IQ, EQ, and what I really brought back from Italy

Written by Melissa March 1, 2015

The CIMBA RA staff and me in Bassano del Grappa

This is my current RA staff back at Virginia Tech

I’ve been back in the U.S. for almost 3 months now (wow, that was hard to say) and in that time I’ve already seen the benefits of my study abroad experience at work.

Not only do I have great stories to tell my friends, I have awesome examples to use for interviews, which I have in pretty much every job interview since my return. Traveling every weekend and all the inevitable mishaps that happen along the way shows adaptability and team work. It can work for showing passion for learning too, really any way you want to spin it, just talk about the way it was most rewarding for you. Dealing with the intense structure of the CIMBA day-to-day schedule shows successful (hopefully) time management. Learning a new language in order to communicate more effectively with the local people in such a small town as Paderno del Grappa, speaks for itself really, development of communication skills so impressive they overcome language barriers. Study abroad in general shows people, potential employers or not, that you’re open-minded, willing to take risks, and can appreciate the differences in cultures and people. Not only did I study abroad, I studied abroad with CIMBA. Without CIMBA, I wouldn’t have had the self-understanding that I have today.

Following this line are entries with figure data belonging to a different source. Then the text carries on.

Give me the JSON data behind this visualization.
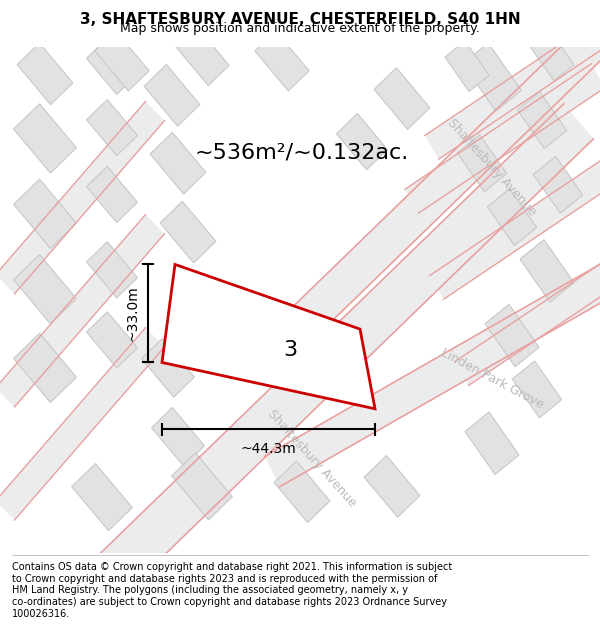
{
  "title": "3, SHAFTESBURY AVENUE, CHESTERFIELD, S40 1HN",
  "subtitle": "Map shows position and indicative extent of the property.",
  "footer_lines": [
    "Contains OS data © Crown copyright and database right 2021. This information is subject",
    "to Crown copyright and database rights 2023 and is reproduced with the permission of",
    "HM Land Registry. The polygons (including the associated geometry, namely x, y",
    "co-ordinates) are subject to Crown copyright and database rights 2023 Ordnance Survey",
    "100026316."
  ],
  "area_label": "~536m²/~0.132ac.",
  "width_label": "~44.3m",
  "height_label": "~33.0m",
  "plot_number": "3",
  "plot_outline_color": "#cc0000",
  "title_fontsize": 11,
  "subtitle_fontsize": 9,
  "footer_fontsize": 7,
  "area_label_fontsize": 16,
  "dimension_fontsize": 10,
  "plot_number_fontsize": 16,
  "road_label_color": "#bbbbbb",
  "road_label_fontsize": 9,
  "road_line_color": "#e8a0a0",
  "building_fill": "#e2e2e2",
  "building_edge": "#c8c8c8",
  "map_bg": "#f2f2f2"
}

Last week I gave a professional development presentation to my Resident Advisor staff members and, of course, I chose a topic from our LEAP leadership class at CIMBA. I taught my staff about the importance of emotional intelligence to employers, which is a person’s ability to understand and handle his/her emotions and interpret the emotions of others around him/her as well. In an article on the Discovering My Best website, an interface created by CIMBA professionals to help us keep track of our bio-assessment (hormone tests, heart rate and stress level monitoring during situations, EEG results, etc.) and personality assessment results, it says that emotional intelligence was the #2 reason why new  hires fail, according to over 5000 managers. That’s huge! Clearly, if more people understand what EQ is and how to improve it, we will all be more successful in our jobs! So as a staff, we played some awesome, scientifically-backed brain development games on My Brain Solutions (like Lumosity, but Lumosity doesn’t have any scientific evidence to prove it helps) that helped with resilience, self-regulation, and emotional intelligence. I also talked to the staff about one of the hardest things I’ve ever had to do that I learned in CIMBA, mindfulness. Mindfulness is a state of being present in the moment and you can practice mindfulness with focus activities (like meditation) such as mindful breathing. I showed my staff part of a TED Talk by Dan Siegel, a founder of the field of Interpersonal Neurobiology who actually visited us at CIMBA to discuss the significant positive effects of mindfulness, about what he calls “mind sight” and how people being aware of and able to control mind sight makes the world a better place. Watch below from 5:56 to 7:17.

I told my staff about our mindfulness exercise every day after lunch at CIMBA and how it felt to climb from 5 min to 12 min over three months and how that helped me. Then I got vulnerable with my staff and brought up my Discovering My Best account to show them my personal results. My hormone levels, cortisol (the stress hormone), and DHEA levels during really stressful situations that were monitored. I showed my staff (and my boss haha, which could be a good or bad thing) how my cognitive abilities were affected by intensely stressful situations and my ability to perform tasks overall under stress. I showed them my brain’s abilities in my assessments and I hope it helped them to see how important it is to know these things about ourselves because in that awareness we can then improve ourselves in so many ways. There are so many skills we can develop even further upon that people usually think are part of “just the way we are” or come with us when we’re made and can’t be changed. Our brain can skill grow and learn to be positive if we practice focusing on positive things in our environment, rather than resorting to our tendency toward negative thinking.

I learned so much in Italy. It wasn’t the typical study abroad experience, although I don’t think anyone can use the word “typical” to describe a study abroad experience. With CIMBA, it was so much more than studying abroad, it was professional development, neurological self-discovery and self-understanding, goal-setting and achieving, personal coaching, living outside my comfort zone, and challenging myself to be a better me in only three months. I’ll carry all that with me for the rest of my life, though later on in life I might need a refresher on what cortisol is.